Mikhail Turukalov, a director at consultancy Analytics of Commodity Markets, said the sales would have a greater "psychological" impact on the market if they went through the exchange.
"The entire market would see that commodity intervention," he said.
Previously, officials sold gasoline from the reserve without enlisting the services of the exchange, he said.
The government could restock in December when demand subsides, Artemyev said.
Artemyev proposed setting up the fuel reserve in 2005 when the country was going through similar price turbulence.
The government could also advise oil companies to sell off some of their own reserves, Artemyev said, Prime news agency reported. Refineries and oil storage facilities held 1.6 million tons as of last week.
Yevgeny Arkusha, president of the Russian Fuel Union, a lobby group, said that level could easily go down to 1.3 million tons without posing a risk to the stability of supply.
The usual market supply has dwindled because oil producers focused on exports before shutting down several refineries for planned maintenance later this fall, an anti-monopoly service official said, Vedomosti reported last month.

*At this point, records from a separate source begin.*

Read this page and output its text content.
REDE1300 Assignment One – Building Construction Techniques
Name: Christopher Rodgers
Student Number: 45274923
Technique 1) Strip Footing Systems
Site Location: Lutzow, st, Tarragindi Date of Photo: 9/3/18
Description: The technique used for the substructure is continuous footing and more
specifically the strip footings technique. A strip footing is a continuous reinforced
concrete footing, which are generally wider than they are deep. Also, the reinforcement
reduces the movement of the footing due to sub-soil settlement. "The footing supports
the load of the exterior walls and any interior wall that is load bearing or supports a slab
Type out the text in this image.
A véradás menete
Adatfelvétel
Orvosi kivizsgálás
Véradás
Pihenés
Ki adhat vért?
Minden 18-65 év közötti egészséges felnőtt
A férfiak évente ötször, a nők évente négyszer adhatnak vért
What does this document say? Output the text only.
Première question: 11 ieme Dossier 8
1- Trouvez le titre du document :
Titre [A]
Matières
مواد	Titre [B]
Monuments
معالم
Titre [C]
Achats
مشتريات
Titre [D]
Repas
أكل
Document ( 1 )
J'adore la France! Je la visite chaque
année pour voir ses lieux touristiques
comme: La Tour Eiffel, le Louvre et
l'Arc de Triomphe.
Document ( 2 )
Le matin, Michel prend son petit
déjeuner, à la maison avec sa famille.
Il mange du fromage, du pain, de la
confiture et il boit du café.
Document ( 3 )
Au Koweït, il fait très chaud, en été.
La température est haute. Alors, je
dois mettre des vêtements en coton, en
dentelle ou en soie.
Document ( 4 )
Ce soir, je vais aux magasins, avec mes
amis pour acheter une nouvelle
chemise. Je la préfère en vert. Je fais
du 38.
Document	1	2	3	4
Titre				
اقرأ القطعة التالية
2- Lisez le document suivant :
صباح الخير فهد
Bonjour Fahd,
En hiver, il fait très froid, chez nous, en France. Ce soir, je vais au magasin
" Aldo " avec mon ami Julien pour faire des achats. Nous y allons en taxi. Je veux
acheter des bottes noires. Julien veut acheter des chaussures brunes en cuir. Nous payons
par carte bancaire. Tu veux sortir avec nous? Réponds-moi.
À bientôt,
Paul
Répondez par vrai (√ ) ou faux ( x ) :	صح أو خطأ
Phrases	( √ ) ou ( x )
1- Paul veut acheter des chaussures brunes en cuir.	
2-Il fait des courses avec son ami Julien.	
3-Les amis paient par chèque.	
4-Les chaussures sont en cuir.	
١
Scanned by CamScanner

LUKoil, the country's second-largest oil producer, said in an Aug. 22 statement that it saw no "objective" reasons for the gasoline price to go up. The company has enough capacity to supply its customers, it said.
The International Energy Agency is concerned about current high oil prices, but does not see the need for any release of strategic stockpiles, as the market is well supplied despite supply outages in Libya, the group's head said Tuesday, Reuters reported.
Supply outages from Libya and concerns that the escalating situation in Syria could spill into other Middle East countries pushed up prices for international benchmark Brent to a six-month peak above $117 per barrel late last month. But Brent dropped to a one-week low below $113 on Tuesday.
Supply fears abated Tuesday after Russia offered to help put Syria's chemical weapons under international control, calming fears of an imminent strike against the country.